Las mujeres suelen tener el pensamiento de que una vez que es padre, a un hombre que no le gustan los niños de repente comienzan a gustarles. Se ponen babosos, sobreprotectores, cariñosos y “guarda bosques”. Capaz haya de esos, pero lo cierto es que no los envidio para nada. Yo prefiero no aguantar a los guachos y seguir sin hacerlo hasta que palme algún día.
La cuestión es que no me gustan. No me gusta que lloren y no saber por qué; no me gusta que las mujeres se pongan pelotudas por demás cuando ven uno; no me gusta la idea de que a las 3 de la mañana me corten el sueño o pasar toda una noche sin pegar un ojo; no me gusta meter las manos en la mierda que hacen o cambiar pañales. En fin.
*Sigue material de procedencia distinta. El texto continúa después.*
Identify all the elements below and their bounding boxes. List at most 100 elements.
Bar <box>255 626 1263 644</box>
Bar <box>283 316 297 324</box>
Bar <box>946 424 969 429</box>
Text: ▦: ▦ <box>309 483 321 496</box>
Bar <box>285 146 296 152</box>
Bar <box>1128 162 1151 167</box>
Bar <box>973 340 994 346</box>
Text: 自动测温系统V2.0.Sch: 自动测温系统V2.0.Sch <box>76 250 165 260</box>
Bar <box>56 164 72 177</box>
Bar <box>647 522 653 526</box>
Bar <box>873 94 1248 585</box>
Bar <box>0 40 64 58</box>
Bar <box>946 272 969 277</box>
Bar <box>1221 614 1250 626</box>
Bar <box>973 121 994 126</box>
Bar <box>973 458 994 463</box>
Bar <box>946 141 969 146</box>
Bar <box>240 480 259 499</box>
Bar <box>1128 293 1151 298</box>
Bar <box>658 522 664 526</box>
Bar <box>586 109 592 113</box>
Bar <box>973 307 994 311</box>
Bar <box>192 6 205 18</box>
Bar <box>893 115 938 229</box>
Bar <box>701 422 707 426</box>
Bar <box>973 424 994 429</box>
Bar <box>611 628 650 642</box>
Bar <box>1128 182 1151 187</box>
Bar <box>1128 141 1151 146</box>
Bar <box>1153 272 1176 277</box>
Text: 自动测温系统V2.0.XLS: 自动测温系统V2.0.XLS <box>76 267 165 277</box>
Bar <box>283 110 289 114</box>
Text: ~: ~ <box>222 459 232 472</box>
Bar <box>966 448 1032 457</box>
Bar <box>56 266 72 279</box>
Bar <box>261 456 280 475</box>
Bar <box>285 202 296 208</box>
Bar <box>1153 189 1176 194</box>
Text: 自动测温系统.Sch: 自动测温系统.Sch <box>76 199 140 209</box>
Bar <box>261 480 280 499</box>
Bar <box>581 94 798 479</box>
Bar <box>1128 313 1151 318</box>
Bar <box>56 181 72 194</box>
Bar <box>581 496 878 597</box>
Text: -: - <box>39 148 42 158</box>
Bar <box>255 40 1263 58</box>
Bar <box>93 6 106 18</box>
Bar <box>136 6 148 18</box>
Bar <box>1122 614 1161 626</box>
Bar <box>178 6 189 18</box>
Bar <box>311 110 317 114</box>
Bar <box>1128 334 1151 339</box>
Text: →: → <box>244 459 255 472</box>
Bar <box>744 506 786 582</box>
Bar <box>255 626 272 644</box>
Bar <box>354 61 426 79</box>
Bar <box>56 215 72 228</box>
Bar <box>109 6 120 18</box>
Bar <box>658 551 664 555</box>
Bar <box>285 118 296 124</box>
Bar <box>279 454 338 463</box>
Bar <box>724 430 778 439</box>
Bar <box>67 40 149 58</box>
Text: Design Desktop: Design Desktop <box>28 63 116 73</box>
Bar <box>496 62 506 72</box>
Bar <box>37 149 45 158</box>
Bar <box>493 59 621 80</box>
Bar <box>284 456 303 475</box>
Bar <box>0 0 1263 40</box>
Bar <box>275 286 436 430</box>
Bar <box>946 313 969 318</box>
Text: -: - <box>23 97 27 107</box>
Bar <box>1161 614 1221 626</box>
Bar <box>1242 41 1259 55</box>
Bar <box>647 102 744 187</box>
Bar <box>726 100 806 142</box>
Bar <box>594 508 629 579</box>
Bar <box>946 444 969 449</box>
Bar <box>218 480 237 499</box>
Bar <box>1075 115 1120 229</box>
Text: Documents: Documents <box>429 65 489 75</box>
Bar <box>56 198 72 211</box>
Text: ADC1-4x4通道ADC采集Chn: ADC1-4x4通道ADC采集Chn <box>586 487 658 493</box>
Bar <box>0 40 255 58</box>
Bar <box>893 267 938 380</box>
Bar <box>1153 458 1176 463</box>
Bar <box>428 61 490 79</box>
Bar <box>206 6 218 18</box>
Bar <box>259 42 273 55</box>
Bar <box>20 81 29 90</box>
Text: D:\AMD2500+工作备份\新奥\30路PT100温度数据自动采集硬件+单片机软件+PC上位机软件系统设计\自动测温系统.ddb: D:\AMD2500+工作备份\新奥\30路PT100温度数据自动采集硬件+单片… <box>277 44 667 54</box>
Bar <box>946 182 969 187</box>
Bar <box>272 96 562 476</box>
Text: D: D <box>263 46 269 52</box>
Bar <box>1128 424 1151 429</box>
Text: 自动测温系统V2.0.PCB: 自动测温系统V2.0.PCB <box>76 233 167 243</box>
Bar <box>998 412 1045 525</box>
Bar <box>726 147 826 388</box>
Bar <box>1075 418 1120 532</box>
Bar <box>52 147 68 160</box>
Tampoco me gustan los cambios que se dan durante el embarazo: las mujeres se fatigan más rápido, por cualquier cosa se enojan, hacen un mundo, lloran o pelean. Ponen al futuro bebé como carnada en las discusiones, se encierran en su mundo, etc. Lo único bueno del embarazo es que, en varios casos, la líbido se les sube hasta las nubes…
El problema de estar casado con una mujer que quiere tener un hijo es lidiar con continuas hinchadas de pelota sobre los bebés, ver que tu mujer le hace monerías -por no decir pelotudeces- a los bebés del vecino, de los parientes y hasta de algún desconocido que justo pasó con su recién nacido feo y arrugado.
Y la cuestión es que a veces nosotros, los hombres, para consentir a la mujer incurrimos en el error de guardar nuestro sentimiento de rechazo, de repulsión. Nos ponemos cariñosos, le decimos que nos gusta tal o cual nombre, nos bancamos de buena manera las imágenes y les mentimos acerca de ese bebé pelado y narigón, y decimos que es hermoso… sostenemos al hijito de algún pariente como si tuviéramos una bolsa llena de dólares, hablamos sobre lo lindo que sería ser tíos, en fin.
A mí me pasa eso y odio que haya que consentir a una mujer que se siente poco solamente por el hecho de no tener un hijo con vos. Un hijo para mí es, desde lo más profundo de mi corazón, un problema. En inglés suena mejor: A SON IS A LIABILITY. End of story.


Amén. Quizá sea por el rechazo a los padres pelotudos del 2000 para acá, pero los pibes vienen cada vez más boludos. Por suerte con mi novia ya nos pusimos de acuerdo en NO tener hijos. Prefiero vivir mi vida y no tener que criar un bodoque parecido a mi.